Israeli and Lebanese officials say Israeli forces and Lebanon’s Hezbollah movement have increased their artillery and rocket attacks on each other’s targets along their shared border, the latest clash raising fears that the conflict could spread across the Middle East.
Hezbollah said it shot down an Israeli drone near the border with Lebanon early on November 18. Meanwhile, the Israeli military said it intercepted a missile fired at the drone. Hezbollah then fired 25 rockets at towns in northern Israel.

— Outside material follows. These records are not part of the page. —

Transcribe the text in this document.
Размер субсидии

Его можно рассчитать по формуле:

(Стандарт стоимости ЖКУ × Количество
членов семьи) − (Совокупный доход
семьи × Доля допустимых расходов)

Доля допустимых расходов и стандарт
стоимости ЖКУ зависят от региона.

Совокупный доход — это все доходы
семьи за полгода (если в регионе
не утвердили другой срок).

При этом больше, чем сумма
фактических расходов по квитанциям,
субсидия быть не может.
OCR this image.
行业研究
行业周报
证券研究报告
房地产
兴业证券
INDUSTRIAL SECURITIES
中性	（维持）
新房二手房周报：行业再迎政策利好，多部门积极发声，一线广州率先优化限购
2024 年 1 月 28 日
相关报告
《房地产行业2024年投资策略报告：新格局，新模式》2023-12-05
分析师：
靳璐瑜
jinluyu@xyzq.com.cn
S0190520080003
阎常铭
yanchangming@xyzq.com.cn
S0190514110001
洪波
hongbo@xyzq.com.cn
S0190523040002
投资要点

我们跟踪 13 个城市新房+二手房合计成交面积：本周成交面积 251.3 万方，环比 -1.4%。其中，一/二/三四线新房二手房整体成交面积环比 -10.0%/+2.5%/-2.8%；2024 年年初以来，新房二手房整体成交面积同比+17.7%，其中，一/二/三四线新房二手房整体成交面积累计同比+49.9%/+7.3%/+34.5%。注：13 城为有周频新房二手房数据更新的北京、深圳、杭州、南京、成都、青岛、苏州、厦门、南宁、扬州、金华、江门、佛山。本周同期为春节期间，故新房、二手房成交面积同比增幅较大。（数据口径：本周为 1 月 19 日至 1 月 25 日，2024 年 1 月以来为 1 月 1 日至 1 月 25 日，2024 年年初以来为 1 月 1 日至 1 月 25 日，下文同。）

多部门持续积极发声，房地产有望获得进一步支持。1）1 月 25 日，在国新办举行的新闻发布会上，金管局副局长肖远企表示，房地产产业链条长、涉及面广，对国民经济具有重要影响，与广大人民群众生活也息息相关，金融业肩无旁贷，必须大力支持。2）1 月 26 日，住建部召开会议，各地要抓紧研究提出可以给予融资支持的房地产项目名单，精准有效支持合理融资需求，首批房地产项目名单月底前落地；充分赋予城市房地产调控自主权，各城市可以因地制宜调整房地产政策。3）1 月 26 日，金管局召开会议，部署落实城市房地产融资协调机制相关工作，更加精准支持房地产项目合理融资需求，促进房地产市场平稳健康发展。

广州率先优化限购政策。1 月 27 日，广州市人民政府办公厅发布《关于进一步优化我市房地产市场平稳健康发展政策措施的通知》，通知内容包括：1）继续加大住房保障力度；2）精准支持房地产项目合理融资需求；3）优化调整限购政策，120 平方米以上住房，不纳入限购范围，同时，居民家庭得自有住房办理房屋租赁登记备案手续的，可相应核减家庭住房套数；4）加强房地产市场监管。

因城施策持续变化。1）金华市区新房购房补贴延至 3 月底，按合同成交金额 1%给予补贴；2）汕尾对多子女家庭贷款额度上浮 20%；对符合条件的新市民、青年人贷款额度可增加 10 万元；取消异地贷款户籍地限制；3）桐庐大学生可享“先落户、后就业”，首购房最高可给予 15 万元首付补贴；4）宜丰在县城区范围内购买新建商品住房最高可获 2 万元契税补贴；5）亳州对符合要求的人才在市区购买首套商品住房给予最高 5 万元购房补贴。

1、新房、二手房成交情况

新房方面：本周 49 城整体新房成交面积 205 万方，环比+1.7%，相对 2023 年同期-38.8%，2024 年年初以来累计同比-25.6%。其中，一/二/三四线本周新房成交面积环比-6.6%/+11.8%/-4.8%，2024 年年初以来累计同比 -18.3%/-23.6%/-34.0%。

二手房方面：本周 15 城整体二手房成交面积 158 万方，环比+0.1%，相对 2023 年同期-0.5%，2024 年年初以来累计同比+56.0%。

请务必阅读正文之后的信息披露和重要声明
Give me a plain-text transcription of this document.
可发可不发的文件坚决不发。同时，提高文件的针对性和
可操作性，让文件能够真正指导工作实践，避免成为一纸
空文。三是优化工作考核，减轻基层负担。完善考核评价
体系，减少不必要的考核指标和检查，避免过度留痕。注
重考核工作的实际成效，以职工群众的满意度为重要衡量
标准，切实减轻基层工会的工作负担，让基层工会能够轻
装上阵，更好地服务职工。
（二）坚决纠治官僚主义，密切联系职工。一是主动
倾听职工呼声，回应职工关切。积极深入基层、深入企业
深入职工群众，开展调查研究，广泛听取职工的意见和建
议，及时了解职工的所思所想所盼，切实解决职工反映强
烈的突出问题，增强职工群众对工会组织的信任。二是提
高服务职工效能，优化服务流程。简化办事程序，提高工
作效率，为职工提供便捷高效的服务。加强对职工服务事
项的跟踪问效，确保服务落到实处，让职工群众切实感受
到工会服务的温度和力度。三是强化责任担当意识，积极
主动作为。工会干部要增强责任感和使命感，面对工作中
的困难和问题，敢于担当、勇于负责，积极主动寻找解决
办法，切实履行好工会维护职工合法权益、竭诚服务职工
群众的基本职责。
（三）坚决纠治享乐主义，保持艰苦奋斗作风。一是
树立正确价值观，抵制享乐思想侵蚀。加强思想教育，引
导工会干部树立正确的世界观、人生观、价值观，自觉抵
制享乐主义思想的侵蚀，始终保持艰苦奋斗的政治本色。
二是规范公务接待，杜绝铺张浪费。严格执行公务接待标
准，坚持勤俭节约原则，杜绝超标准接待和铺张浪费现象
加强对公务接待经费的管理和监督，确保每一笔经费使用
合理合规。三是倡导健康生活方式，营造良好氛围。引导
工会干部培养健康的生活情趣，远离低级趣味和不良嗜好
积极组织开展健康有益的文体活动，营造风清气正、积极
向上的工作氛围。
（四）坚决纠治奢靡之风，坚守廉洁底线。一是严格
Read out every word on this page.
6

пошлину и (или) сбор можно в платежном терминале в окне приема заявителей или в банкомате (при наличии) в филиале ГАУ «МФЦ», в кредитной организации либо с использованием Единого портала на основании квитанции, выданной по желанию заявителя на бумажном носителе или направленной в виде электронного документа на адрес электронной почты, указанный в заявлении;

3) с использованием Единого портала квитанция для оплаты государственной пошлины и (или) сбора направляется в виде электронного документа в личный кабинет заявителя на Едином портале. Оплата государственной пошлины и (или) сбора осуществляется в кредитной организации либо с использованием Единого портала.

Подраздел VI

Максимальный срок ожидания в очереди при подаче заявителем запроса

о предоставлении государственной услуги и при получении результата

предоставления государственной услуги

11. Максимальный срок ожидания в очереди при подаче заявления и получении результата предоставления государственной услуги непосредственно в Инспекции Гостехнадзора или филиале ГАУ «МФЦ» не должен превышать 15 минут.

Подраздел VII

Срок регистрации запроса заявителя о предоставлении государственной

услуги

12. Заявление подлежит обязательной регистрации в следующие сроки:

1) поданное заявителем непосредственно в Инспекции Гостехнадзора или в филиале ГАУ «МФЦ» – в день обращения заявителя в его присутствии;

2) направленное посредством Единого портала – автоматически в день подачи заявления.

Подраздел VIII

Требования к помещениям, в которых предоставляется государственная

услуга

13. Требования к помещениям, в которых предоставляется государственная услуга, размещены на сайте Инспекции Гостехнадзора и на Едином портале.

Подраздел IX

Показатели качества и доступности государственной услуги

Lebanese officials also said Israel had struck a building in an industrial zone near the town of Nabatieh, claiming it was one of the deepest airstrikes into Lebanese territory since the Hamas-Israel conflict erupted on October 7. The Israeli military has not commented on the information.
Lebanon's official news agency said an Israeli drone fired two missiles at an aluminum plant on the road between Toul and Kfour. The source said the airstrike set the facility on fire, but did not say whether there were any casualties. The plant is about 15 kilometers from the border with Israel.
The Lebanese news agency stressed that this was the first airstrike on the Nabatieh region, in the south of the country, since the conflict between Israel and the Hezbollah movement occurred in 2006.
The Lebanon-Israel border has seen daily gunfire since October 7. According to AFP, at least 90 people have been killed in Lebanon in border fighting since last month, most of them Hezbollah fighters and at least 10 civilians. On the Israeli side, six soldiers and three civilians have been killed. This is the bloodiest violence since the conflict between Hezbollah and Israel in 2006.